By Sarah Wright
The Mizzou Advantage
Formally, the 'Mizzou Advantage' refers to five areas in which the University of Missouri (Mizzou) has identified institutional strength. These areas are: new media, food sustainability, human and animal medicine, education, sustainable energy and technology management. These areas require interdisciplinary study that are believed to be attractive to undergraduate students. Additionally, Mizzou has established research strength in these areas.
Postdoctoral fellowships are being established for each these five areas. Fellows selected will gain valuable teaching experience, which will benefit them, and will help supplement the university's faculty, which will benefit the institution. Perhaps most interestingly, though, the move is partially designed to enable and encourage these doctoral students to graduate and move on to teaching positions, which will open the door for new Ph.D. students to enter.

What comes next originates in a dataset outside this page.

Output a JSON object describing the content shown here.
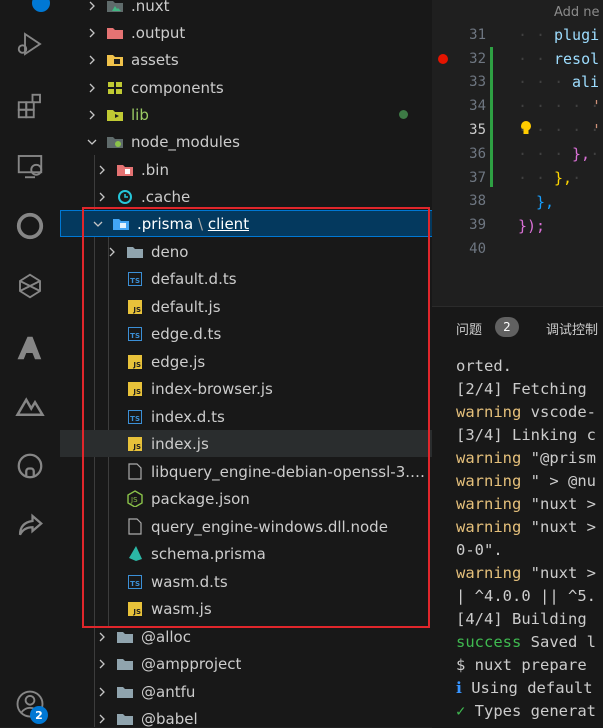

Part of the reason it is so important for space to be made for new doctoral candidates is that many Ph.D. students are stalling their graduation. With few job prospects in the business and nonprofit worlds, even students who never wanted to enter academic careers are without much hope for earning a living without graduation. And prospects aren't much better for those doctoral students who have planned to become professors. These days, few faculty positions are open. Those that are open are highly competitive and offer less appealing benefits than positions available before the recession.

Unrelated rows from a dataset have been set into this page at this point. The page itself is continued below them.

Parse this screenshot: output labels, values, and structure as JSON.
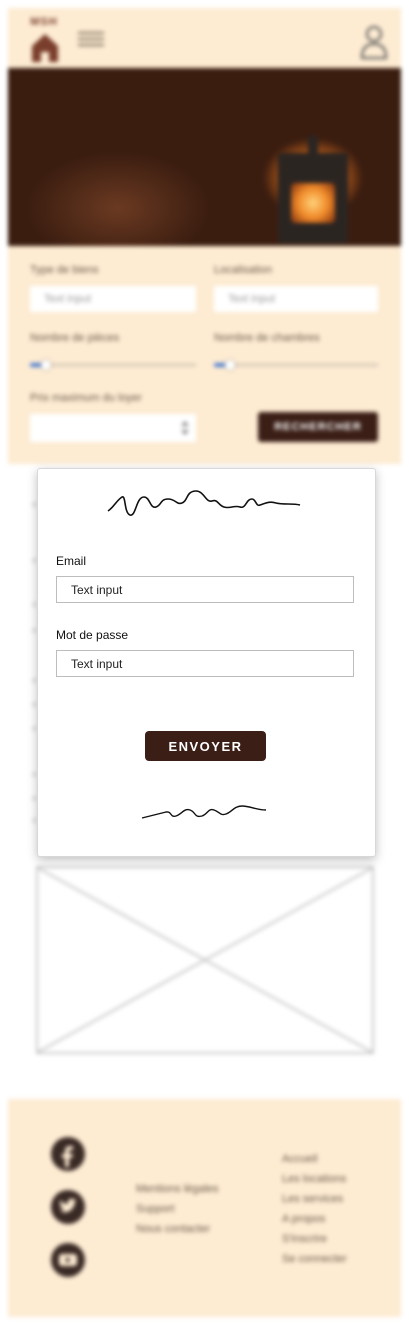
{
  "header": {
    "logo_text": "MSH"
  },
  "search": {
    "type_label": "Type de biens",
    "type_placeholder": "Text input",
    "location_label": "Localisation",
    "location_placeholder": "Text input",
    "rooms_label": "Nombre de pièces",
    "bedrooms_label": "Nombre de chambres",
    "rooms_value": 0.08,
    "bedrooms_value": 0.08,
    "max_price_label": "Prix maximum du loyer",
    "search_button": "RECHERCHER"
  },
  "login": {
    "email_label": "Email",
    "email_value": "Text input",
    "password_label": "Mot de passe",
    "password_value": "Text input",
    "submit_label": "ENVOYER"
  },
  "footer": {
    "legal_links": [
      "Mentions légales",
      "Support",
      "Nous contacter"
    ],
    "nav_links": [
      "Accueil",
      "Les locations",
      "Les services",
      "A propos",
      "S'inscrire",
      "Se connecter"
    ],
    "social_icons": [
      "facebook-icon",
      "twitter-icon",
      "youtube-icon"
    ]
  },
  "colors": {
    "accent_beige": "#fdebd2",
    "dark_brown": "#3b1f17"
  }
}
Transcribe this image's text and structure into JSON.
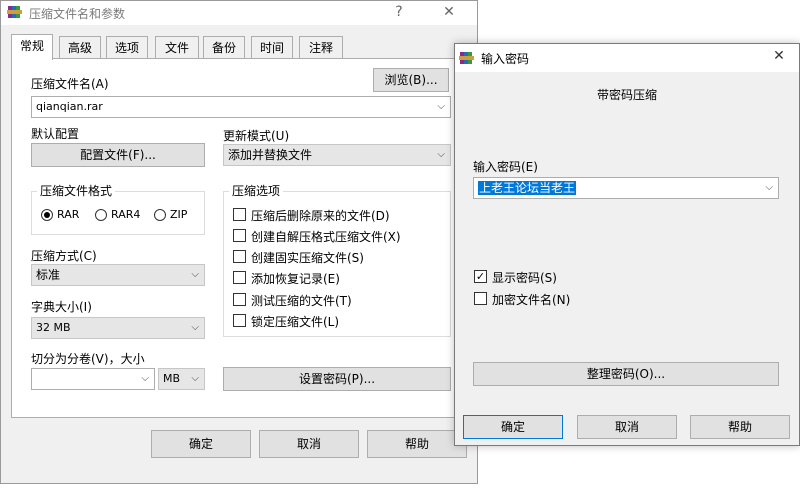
{
  "main": {
    "title": "压缩文件名和参数",
    "help_glyph": "?",
    "close_glyph": "✕",
    "tabs": [
      {
        "label": "常规"
      },
      {
        "label": "高级"
      },
      {
        "label": "选项"
      },
      {
        "label": "文件"
      },
      {
        "label": "备份"
      },
      {
        "label": "时间"
      },
      {
        "label": "注释"
      }
    ],
    "archive_name_label": "压缩文件名(A)",
    "browse_label": "浏览(B)...",
    "archive_name_value": "qianqian.rar",
    "default_profile_label": "默认配置",
    "profile_button": "配置文件(F)...",
    "update_mode_label": "更新模式(U)",
    "update_mode_value": "添加并替换文件",
    "format_group_label": "压缩文件格式",
    "formats": [
      {
        "label": "RAR",
        "selected": true
      },
      {
        "label": "RAR4",
        "selected": false
      },
      {
        "label": "ZIP",
        "selected": false
      }
    ],
    "options_group_label": "压缩选项",
    "options": [
      {
        "label": "压缩后删除原来的文件(D)",
        "checked": false
      },
      {
        "label": "创建自解压格式压缩文件(X)",
        "checked": false
      },
      {
        "label": "创建固实压缩文件(S)",
        "checked": false
      },
      {
        "label": "添加恢复记录(E)",
        "checked": false
      },
      {
        "label": "测试压缩的文件(T)",
        "checked": false
      },
      {
        "label": "锁定压缩文件(L)",
        "checked": false
      }
    ],
    "method_label": "压缩方式(C)",
    "method_value": "标准",
    "dict_label": "字典大小(I)",
    "dict_value": "32 MB",
    "split_label": "切分为分卷(V)，大小",
    "split_value": "",
    "split_unit": "MB",
    "set_password_button": "设置密码(P)...",
    "ok_button": "确定",
    "cancel_button": "取消",
    "help_button": "帮助"
  },
  "password_dialog": {
    "title": "输入密码",
    "close_glyph": "✕",
    "heading": "带密码压缩",
    "password_label": "输入密码(E)",
    "password_value": "上老王论坛当老王",
    "show_password_label": "显示密码(S)",
    "show_password_checked": true,
    "encrypt_names_label": "加密文件名(N)",
    "encrypt_names_checked": false,
    "organize_button": "整理密码(O)...",
    "ok_button": "确定",
    "cancel_button": "取消",
    "help_button": "帮助"
  },
  "icons": {
    "app": "winrar-books-icon",
    "dropdown": "chevron-down-icon",
    "check_glyph": "✓",
    "chevron_glyph": "⌵"
  },
  "colors": {
    "selection": "#0078d7",
    "dialog_bg": "#f0f0f0",
    "button_bg": "#e1e1e1"
  }
}
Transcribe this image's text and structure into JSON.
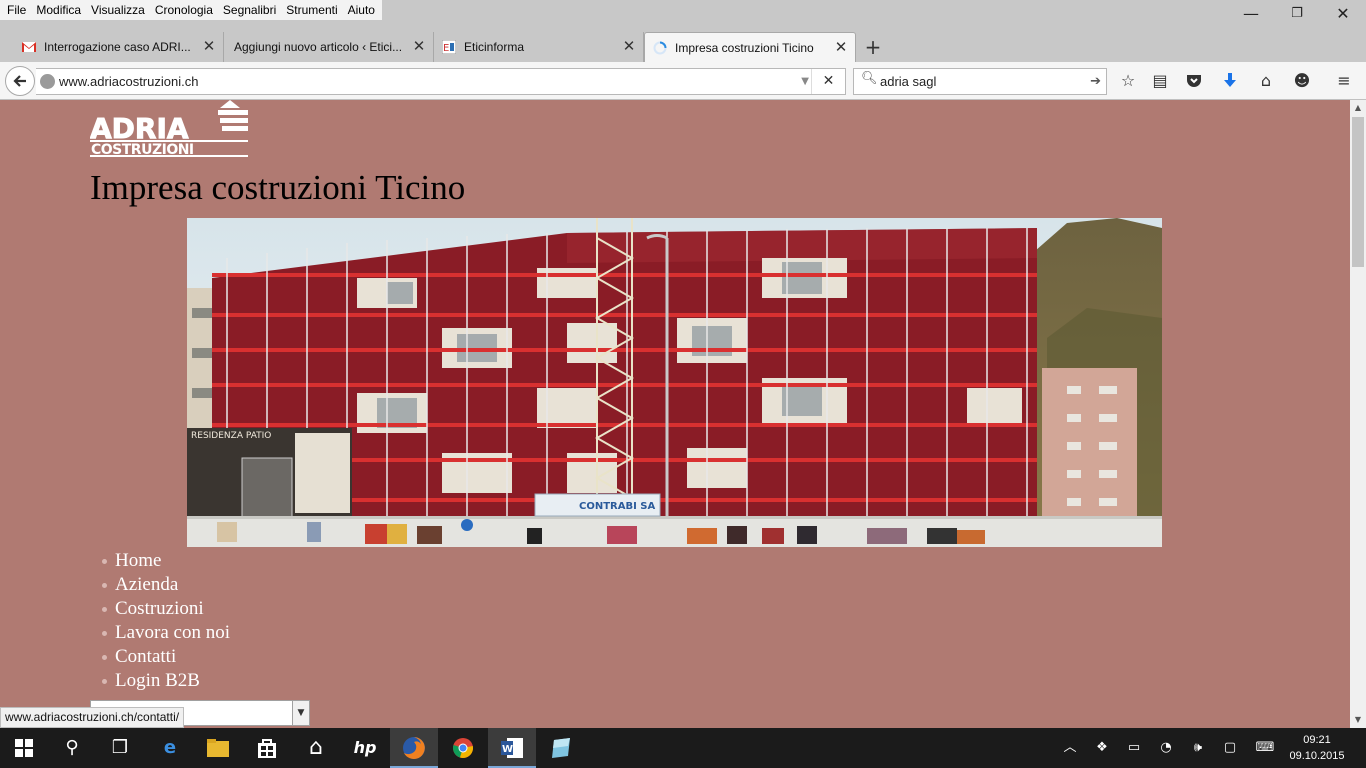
{
  "menubar": {
    "items": [
      "File",
      "Modifica",
      "Visualizza",
      "Cronologia",
      "Segnalibri",
      "Strumenti",
      "Aiuto"
    ],
    "minimize": "—",
    "restore": "❐",
    "close": "✕"
  },
  "tabs": [
    {
      "label": "Interrogazione caso ADRI...",
      "icon": "gmail-icon",
      "active": false
    },
    {
      "label": "Aggiungi nuovo articolo ‹ Etici...",
      "icon": "wordpress-icon",
      "active": false
    },
    {
      "label": "Eticinforma",
      "icon": "eticinforma-icon",
      "active": false
    },
    {
      "label": "Impresa costruzioni Ticino",
      "icon": "loading-icon",
      "active": true
    }
  ],
  "navbar": {
    "url": "www.adriacostruzioni.ch",
    "search_value": "adria sagl"
  },
  "page": {
    "logo_top": "ADRIA",
    "logo_bottom": "COSTRUZIONI",
    "title": "Impresa costruzioni Ticino",
    "hero_sign": "RESIDENZA PATIO",
    "hero_company": "CONTRABI SA",
    "nav": [
      "Home",
      "Azienda",
      "Costruzioni",
      "Lavora con noi",
      "Contatti",
      "Login B2B"
    ]
  },
  "status": {
    "link": "www.adriacostruzioni.ch/contatti/"
  },
  "taskbar": {
    "time": "09:21",
    "date": "09.10.2015"
  },
  "colors": {
    "page_bg": "#b07a72",
    "building_red": "#8a1c26"
  }
}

With doctoral students stalling graduation, some programs have fewer open spaces to admit new students, reducing the size of incoming cohorts. Mizzou's plan to address this problem is an interesting one, but how will it play out? Only time will tell, but the Mizzou Advantage does look like a well-considered plan. In addition to endowing fellowships and providing these fellows with teaching experience, the university also provides planning assistance. Each fellow works to develop a personalized training plan before beginning his or her fellowship. This plan details the ways in which the fellowship will help prepare the fellow for post-graduation work life.

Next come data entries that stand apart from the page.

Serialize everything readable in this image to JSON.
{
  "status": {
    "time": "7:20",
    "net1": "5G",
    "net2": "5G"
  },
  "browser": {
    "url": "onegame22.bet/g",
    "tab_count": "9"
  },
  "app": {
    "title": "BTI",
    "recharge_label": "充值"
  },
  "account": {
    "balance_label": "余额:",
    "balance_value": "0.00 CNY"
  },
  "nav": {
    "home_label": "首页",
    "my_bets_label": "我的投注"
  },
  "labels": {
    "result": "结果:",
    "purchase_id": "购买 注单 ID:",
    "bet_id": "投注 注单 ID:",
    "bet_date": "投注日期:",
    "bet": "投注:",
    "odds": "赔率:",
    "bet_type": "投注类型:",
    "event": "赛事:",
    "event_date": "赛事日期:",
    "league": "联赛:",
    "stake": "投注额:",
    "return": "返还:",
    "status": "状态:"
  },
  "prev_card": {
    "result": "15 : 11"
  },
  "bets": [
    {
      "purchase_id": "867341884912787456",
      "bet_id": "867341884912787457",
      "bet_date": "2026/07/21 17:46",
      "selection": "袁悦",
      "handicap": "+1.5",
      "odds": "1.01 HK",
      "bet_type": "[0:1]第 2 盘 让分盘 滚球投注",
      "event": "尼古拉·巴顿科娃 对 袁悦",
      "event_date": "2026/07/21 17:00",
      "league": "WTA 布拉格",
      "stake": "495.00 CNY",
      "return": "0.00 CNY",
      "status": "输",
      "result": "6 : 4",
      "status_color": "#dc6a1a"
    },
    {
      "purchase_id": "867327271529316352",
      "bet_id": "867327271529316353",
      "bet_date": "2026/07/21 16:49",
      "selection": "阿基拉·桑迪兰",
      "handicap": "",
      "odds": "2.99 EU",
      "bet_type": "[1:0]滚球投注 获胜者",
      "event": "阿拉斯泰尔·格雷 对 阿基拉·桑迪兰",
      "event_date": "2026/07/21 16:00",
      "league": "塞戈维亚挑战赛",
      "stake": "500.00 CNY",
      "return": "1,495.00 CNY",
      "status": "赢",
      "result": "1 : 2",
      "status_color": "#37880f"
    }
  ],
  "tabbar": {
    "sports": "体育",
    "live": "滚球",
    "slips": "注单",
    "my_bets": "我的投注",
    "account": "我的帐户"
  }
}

This kind of training plan may be seen as more hands-on than a lot of universities usually are with doctoral and postdoctoral students' career planning. But with a bleak job market both in and outside of the academic sphere, that kind of assistance may be increasingly necessary. If the Mizzou Advantage fellowship program ultimately helps the selected fellows find work after graduating, perhaps other schools will follow suit. At the very least, the program is an interesting attempt to be proactive about a very real problem that may not get better on its own.